Location data – which is usually determined by the IP address, which is collected by tracking pixels – will no longer be available. Same goes for collecting data about the device the subscriber is using.
However, the biggest impact will be on tracking Opens. In theory, every email that is sent to a subscriber with iOS 15 who has Mail Privacy Protection enabled on even one of their devices will now report an email open for every email sent. Not only that, you will not know when the subscriber actually opens it.
The bottom line: The “Open Rate” metric is probably going to be irrelevant for email marketing. With it, subject-line optimization, or journey orchestration based on opening emails, are becoming a thing of the past.

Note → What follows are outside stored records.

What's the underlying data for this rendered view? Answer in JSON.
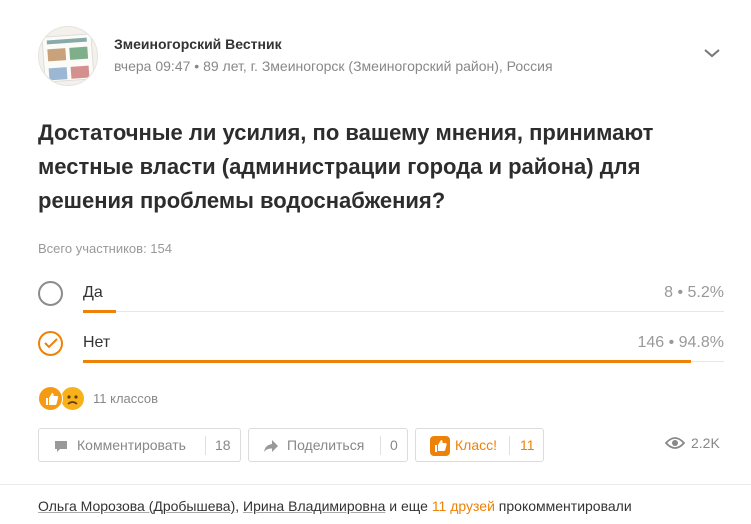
{
  "post": {
    "author": "Змеиногорский Вестник",
    "meta": "вчера 09:47 • 89 лет, г. Змеиногорск (Змеиногорский район), Россия",
    "menu_icon": "chevron-down-icon"
  },
  "poll": {
    "question": "Достаточные ли усилия, по вашему мнения, принимают местные власти (администрации города и района) для решения проблемы водоснабжения?",
    "total_label": "Всего участников: 154",
    "options": [
      {
        "label": "Да",
        "stat": "8 • 5.2%",
        "fraction": 0.052,
        "selected": false
      },
      {
        "label": "Нет",
        "stat": "146 • 94.8%",
        "fraction": 0.948,
        "selected": true
      }
    ]
  },
  "reactions": {
    "count_label": "11 классов",
    "icons": [
      "like-reaction-icon",
      "sad-reaction-icon"
    ]
  },
  "actions": {
    "comment": {
      "label": "Комментировать",
      "count": "18"
    },
    "share": {
      "label": "Поделиться",
      "count": "0"
    },
    "klass": {
      "label": "Класс!",
      "count": "11"
    },
    "views": "2.2K"
  },
  "footer": {
    "name1": "Ольга Морозова (Дробышева)",
    "comma": ", ",
    "name2": "Ирина Владимировна",
    "and_more": " и еще ",
    "friends": "11 друзей",
    "suffix": " прокомментировали"
  },
  "colors": {
    "accent": "#ee8208",
    "muted": "#888888"
  }
}
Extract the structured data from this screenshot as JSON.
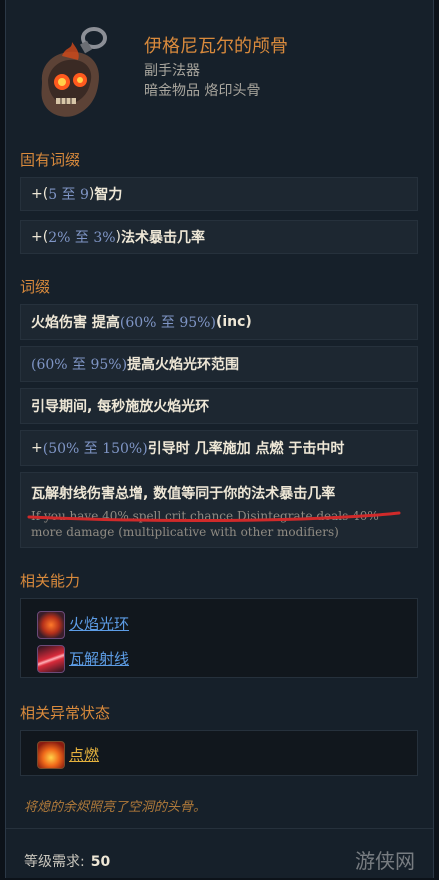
{
  "item": {
    "title": "伊格尼瓦尔的颅骨",
    "type": "副手法器",
    "subtype": "暗金物品 烙印头骨"
  },
  "implicit": {
    "title": "固有词缀",
    "rows": [
      {
        "prefix": "+(",
        "num": "5 至 9",
        "suffix": ") ",
        "text": "智力"
      },
      {
        "prefix": "+(",
        "num": "2% 至 3%",
        "suffix": ") ",
        "text": "法术暴击几率"
      }
    ]
  },
  "affixes": {
    "title": "词缀",
    "r1_text": "火焰伤害 提高 ",
    "r1_num": "(60% 至 95%)",
    "r1_tail": " (inc)",
    "r2_num": "(60% 至 95%)",
    "r2_text": " 提高火焰光环范围",
    "r3_text": "引导期间, 每秒施放火焰光环",
    "r4_prefix": "+",
    "r4_num": "(50% 至 150%)",
    "r4_text": " 引导时 几率施加 点燃 于击中时",
    "r5_text": "瓦解射线伤害总增, 数值等同于你的法术暴击几率",
    "r5_sub1": "If you have 40% spell crit chance Disintegrate deals 40%",
    "r5_sub2": "more damage (multiplicative with other modifiers)"
  },
  "abilities": {
    "title": "相关能力",
    "items": [
      "火焰光环",
      "瓦解射线"
    ]
  },
  "ailments": {
    "title": "相关异常状态",
    "items": [
      "点燃"
    ]
  },
  "flavor": "将熄的余烬照亮了空洞的头骨。",
  "requirement": {
    "label": "等级需求:",
    "value": "50"
  },
  "watermark": "游侠网",
  "colors": {
    "accent": "#d98a3c",
    "number": "#7f95c5",
    "link": "#5d9de6",
    "ailment_link": "#e3b13e",
    "underline_mark": "#d02a2a"
  }
}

How much of my data will be impacted?
Apple’s new Mail Privacy Protection applies specifically to the use of the native Mail app on iOS 15 iPhones, iPadOS 15, and the native email application on Mac desktops running on macOS Monterey.
In North America, it is estimated that 50% of subscribers are using an Apple email client on at least one of their devices. We cannot yet know how many of them will enable the new Mail Privacy Protection, but since it is a one-time click adoption is expected to be high.
Moreover, Apple has a track record of swaying the industry to align with its standards, similar to how Chrome is catching up to Safari’s ITP.
How will this update affect my Dynamic Yield campaigns?
Experience Email does not rely on tracking pixels. User identification is done using the CUID that is attached as a parameter (see ESP integration).
This ensures that Dynamic Yield content will continue to be personalized at the user level, even for users who enabled Apple’s Mail Privacy Protection feature.
However, today content is personalized in real time, when the subscriber opens the email. For subscribers who enable this mode, content will be personalized according to the time Apple “preloads” the email – moving from real time to "recent time”.
Even so, you can still personalize email campaigns with product or content recommendations based on meaningful engagement metrics like browsing history, purchase history, previous email clicks, and any other user interactions. Recommendations will still be tailored to each contact based on their unique profile, affinity, and historical data.
How will it impact how I measure my email campaigns?
Because Apple is preloading all emails, the number of impressions in the reports will be inflated. And because CTR is based on clicks per impression, CTR will deflate.
The primary metric of your Experience Email campaign is revenue. This (and any other event you implement on your site) is not affected by Apple’s privacy enhanced mode. Clicks are not affected either, and any site activity is attributed to your Experience Email campaigns with a 7 day attribution window. You can configure the attribution window to 1 day at the email level.
What is “Hide my Email”?
Another privacy-related feature Apple introduced is called “Hide My Email”. This allows customers to sign up to your site with a “fake” email address, which Apple creates on the fly. Emails received by the fake are forwarded to the user’s real email address.
This means that though the real email address is masked, in terms of identification it behaves exactly like a regular email address, and that you still have consistent identification and a personalized email address.